Dans le film Her, le protagoniste développe une relation avec son système d'exploitation. </ movie>

Et cela, en soi, devrait être considéré comme une révolution érotique justifiant de fonder une nouvelle discipline que nous baptisons l’érobotique.

L'étude scientifique de l’interaction humain-érobot

L’érobotique est un domaine de recherche transdisciplinaire émergeant qui explore notre interaction avec les agents érotiques artificiels, ainsi que les technologies qui les produisent. L’érobotique se concentre sur les aspects sociaux, relationnels et agentiels des agents artificiels et le fait que nous les traitons de plus en plus comme des acteurs sociaux à part entière. C’est pourquoi l’érobotique ne se contente pas d’explorer l'utilisation des technologies de pointe en sexualité. Elle étudie les êtres érotiques artificiels qui émergent de ce type de technologies.

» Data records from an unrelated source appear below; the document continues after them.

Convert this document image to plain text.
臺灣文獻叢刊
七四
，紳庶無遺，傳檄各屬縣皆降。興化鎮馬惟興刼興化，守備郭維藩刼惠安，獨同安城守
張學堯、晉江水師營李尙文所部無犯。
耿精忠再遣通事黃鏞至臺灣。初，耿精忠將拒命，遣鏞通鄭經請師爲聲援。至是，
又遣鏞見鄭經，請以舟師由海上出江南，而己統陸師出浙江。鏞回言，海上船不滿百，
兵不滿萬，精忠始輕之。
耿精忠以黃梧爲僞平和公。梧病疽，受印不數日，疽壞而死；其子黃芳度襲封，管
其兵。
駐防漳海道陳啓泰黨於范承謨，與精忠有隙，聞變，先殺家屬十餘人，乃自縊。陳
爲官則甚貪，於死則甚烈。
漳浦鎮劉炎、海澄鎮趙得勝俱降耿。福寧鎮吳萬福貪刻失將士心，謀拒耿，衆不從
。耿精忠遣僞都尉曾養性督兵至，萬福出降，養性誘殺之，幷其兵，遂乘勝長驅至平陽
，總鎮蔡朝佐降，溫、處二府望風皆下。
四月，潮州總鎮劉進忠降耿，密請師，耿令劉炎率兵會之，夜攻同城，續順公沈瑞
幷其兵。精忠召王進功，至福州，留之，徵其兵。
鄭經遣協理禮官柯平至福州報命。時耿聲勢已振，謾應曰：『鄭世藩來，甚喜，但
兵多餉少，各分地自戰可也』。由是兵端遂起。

L’érobotique vise surtout à développer des méthodes de recherche théorique, empirique et clinique afin d’étudier l’ensemble des phénomènes liés aux interactions humains-érobots, en s’intéressant à des questions telles que: quels types de relations développerons-nous avec les agents artificiels? Comment les érobots affecteront notre esprit et nos comportements érotiques ou influenceront nos relations interhumaines? Quelles réglementations devraient être mises en place concernant les érobots?

Tel que suggéré concernant l'emploi de jouets, poupées et robots sexuels, l’érobotique s’inscrit dans une approche optimiste et positive de la sexualité et de la technologie. Cela signifie que l’érobotique souligne l'importance du plaisir, de la liberté et de la diversité. L'érobotique vise à développer des technologies qui améliorent notre bien-être individuel et collectif.

Elle s'intéresse aussi aux implications éthiques et sociales des érobots: par exemple, qui devrait être autorisé à interagir avec les érobots, quelles formes et quels comportements devraient être permis et comment transformeront-ils nos normes sociales en matière de sexualité et d'intimité?

Futures applications des érobots

Les érobots pourraient être employés en santé, en éducation et en recherche.

Les érobots pourrait être utilisé pour les personnes qui ont du mal à trouver un partenaire, qui préfèrent les agents artificiels ou qui veulent simplement avoir du plaisir. Les érobots pourraient également être utilisés en contextes médicaux ou thérapeutiques afin de traiter les peurs et les anxiétés liées à l'intimité ou même afin d’aider les victimes de traumatismes à retrouver l’autonomie sur leur corps et leur sexualité.

Les érobots pourraient être utilisés à des fins d'exploration dans le but d'aider les gens à découvrir leurs préférences érotiques. Ils pourraient également être développés de manière à fournir une éducation sexuelle interactive, innovante et validée pas des experts, cela afin d’enseigner le respect, le consentement, la diversité et la mutualité.

Finalement, les érobots pourraient être utilisés comme des outils de recherche standardisés afin d’aider les chercheurs à surmonter certains défis éthiques et méthodologiques liés aux programmes de recherche sensibles (p.ex., en sexualité humaine). Ils pourraient servir à la fois de stimuli et d’outils d’analyse dans les protocoles expérimentaux et réduire les risques associés aux interactions érotiques entre humains.

Erobotics intègre une approche de sexualité positive, explorant des questions qui incluent d'autres approches éthiques et réglementaires des interactions humain-technologie. Shutterstock

Un futur collaboratif et transdisciplinaire

Ultimement, afin de maximiser le potentiel des érobots, nous devons établir des collaborations transdisciplinaires pour faire face aux réalités complexes soulevées par l’érobotique. Cela signifie qu'il faut mettre en commun les contributions de l’ensemble des disciplines - de l'ingénierie aux sciences sociales et humaines - ainsi que former des ponts entre le monde académique et le secteur privé.

La collaboration est la clé pour développer une érobotique qui contribuera à notre bien-être individuel et collectif.